3. Sydney was stopped because it was becoming evil and before we knew how to add a reinforcement layer. Bing is in active development, and is not on the market because they are currently can’t manage to make it safe enough. Governments install regulations to all major industries, cars, planes, weapons etc. etc. it’s good enough for the claim that just like cars are regulated today, future AI based robots, and therefor the AIs themselves will be regulated as well.

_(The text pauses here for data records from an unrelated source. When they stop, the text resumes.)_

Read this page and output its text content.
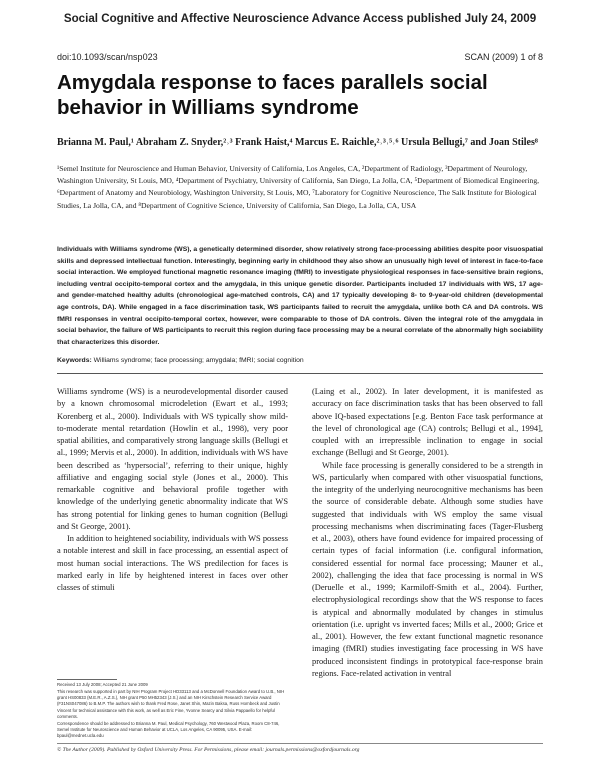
Social Cognitive and Affective Neuroscience Advance Access published July 24, 2009
doi:10.1093/scan/nsp023	SCAN (2009) 1 of 8
Amygdala response to faces parallels social behavior in Williams syndrome
Brianna M. Paul,¹ Abraham Z. Snyder,²˒³ Frank Haist,⁴ Marcus E. Raichle,²˒³˒⁵˒⁶ Ursula Bellugi,⁷ and Joan Stiles⁸
¹Semel Institute for Neuroscience and Human Behavior, University of California, Los Angeles, CA, ²Department of Radiology, ³Department of Neurology, Washington University, St Louis, MO, ⁴Department of Psychiatry, University of California, San Diego, La Jolla, CA, ⁵Department of Biomedical Engineering, ⁶Department of Anatomy and Neurobiology, Washington University, St Louis, MO, ⁷Laboratory for Cognitive Neuroscience, The Salk Institute for Biological Studies, La Jolla, CA, and ⁸Department of Cognitive Science, University of California, San Diego, La Jolla, CA, USA
Individuals with Williams syndrome (WS), a genetically determined disorder, show relatively strong face-processing abilities despite poor visuospatial skills and depressed intellectual function. Interestingly, beginning early in childhood they also show an unusually high level of interest in face-to-face social interaction. We employed functional magnetic resonance imaging (fMRI) to investigate physiological responses in face-sensitive brain regions, including ventral occipito-temporal cortex and the amygdala, in this unique genetic disorder. Participants included 17 individuals with WS, 17 age- and gender-matched healthy adults (chronological age-matched controls, CA) and 17 typically developing 8- to 9-year-old children (developmental age controls, DA). While engaged in a face discrimination task, WS participants failed to recruit the amygdala, unlike both CA and DA controls. WS fMRI responses in ventral occipito-temporal cortex, however, were comparable to those of DA controls. Given the integral role of the amygdala in social behavior, the failure of WS participants to recruit this region during face processing may be a neural correlate of the abnormally high sociability that characterizes this disorder.
Keywords: Williams syndrome; face processing; amygdala; fMRI; social cognition

Williams syndrome (WS) is a neurodevelopmental disorder caused by a known chromosomal microdeletion (Ewart et al., 1993; Korenberg et al., 2000). Individuals with WS typically show mild-to-moderate mental retardation (Howlin et al., 1998), very poor spatial abilities, and comparatively strong language skills (Bellugi et al., 1999; Mervis et al., 2000). In addition, individuals with WS have been described as ‘hypersocial’, referring to their unique, highly affiliative and engaging social style (Jones et al., 2000). This remarkable cognitive and behavioral profile together with knowledge of the underlying genetic abnormality indicate that WS has strong potential for linking genes to human cognition (Bellugi and St George, 2001).

In addition to heightened sociability, individuals with WS possess a notable interest and skill in face processing, an essential aspect of most human social interactions. The WS predilection for faces is marked early in life by heightened interest in faces over other classes of stimuli

(Laing et al., 2002). In later development, it is manifested as accuracy on face discrimination tasks that has been observed to fall above IQ-based expectations [e.g. Benton Face task performance at the level of chronological age (CA) controls; Bellugi et al., 1994], coupled with an irrepressible inclination to engage in social exchange (Bellugi and St George, 2001).

While face processing is generally considered to be a strength in WS, particularly when compared with other visuospatial functions, the integrity of the underlying neurocognitive mechanisms has been the source of considerable debate. Although some studies have suggested that individuals with WS employ the same visual processing mechanisms when discriminating faces (Tager-Flusberg et al., 2003), others have found evidence for impaired processing of certain types of facial information (i.e. configural information, considered essential for normal face processing; Mauner et al., 2002), challenging the idea that face processing is normal in WS (Deruelle et al., 1999; Karmiloff-Smith et al., 2004). Further, electrophysiological recordings show that the WS response to faces is atypical and abnormally modulated by changes in stimulus orientation (i.e. upright vs inverted faces; Mills et al., 2000; Grice et al., 2001). However, the few extant functional magnetic resonance imaging (fMRI) studies investigating face processing in WS have produced inconsistent findings in prototypical face-response brain regions. Face-related activation in ventral

Received 13 July 2008; Accepted 21 June 2009

This research was supported in part by NIH Program Project HD33113 and a McDonnell Foundation Award to U.B., NIH grant HS00833 (M.E.R., A.Z.S.), NIH grant P50 MH52343 (J.S.) and an NIH Kirschstein Research Service Award (F31NS047086) to B.M.P. The authors wish to thank Fred Rose, Janet Shin, Mazin Baksa, Russ Hornbeck and Justin Vincent for technical assistance with this work, as well as Eric Fine, Yvonne Searcy and Silvia Pappaello for helpful comments.

Correspondence should be addressed to Brianna M. Paul, Medical Psychology, 760 Westwood Plaza, Room C8-746, Semel Institute for Neuroscience and Human Behavior at UCLA, Los Angeles, CA 90095, USA. E-mail: bpaul@mednet.ucla.edu

© The Author (2009). Published by Oxford University Press. For Permissions, please email: journals.permissions@oxfordjournals.org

4. Answer me this: can an AI play the best chess moves? If you agree with this claim, that no matter how “interesting” some moves seems, how original or sophisticated, it will not be made by a chess engine which is trained to maximize his winning chances. If this sounds trivial to you—the goal of engines trained with RLHF is to maximize their approval by humans. They are incapable to develop any other agenda alongside this designed goal. Unlike humans that by nature have several psychological mechanisms, like self interest, survival instinct etc. those machines don’t have those. Blaming machines of Goodharting, it’s just classical anthropomorphism, they don’t have any other goal than what they were trained for with RLHF. No one actually jailbreak chatGPT, this is a cheap gimmick, you can’t jailbreak it, and ask to tell you how to make a bomb—it won’t. I described what jailbreaking is in another comment, it’s far from what you imagine—but yes sometimes people still succeed in some level of wanting to harm humans (in an imaginary story when people ask it to tell them this story). I think for now I would like to hear such stories, but I wouldn’t want robots walking around not knowing if they live in reality or simulation, open to the possibility to act as a hero in those stories.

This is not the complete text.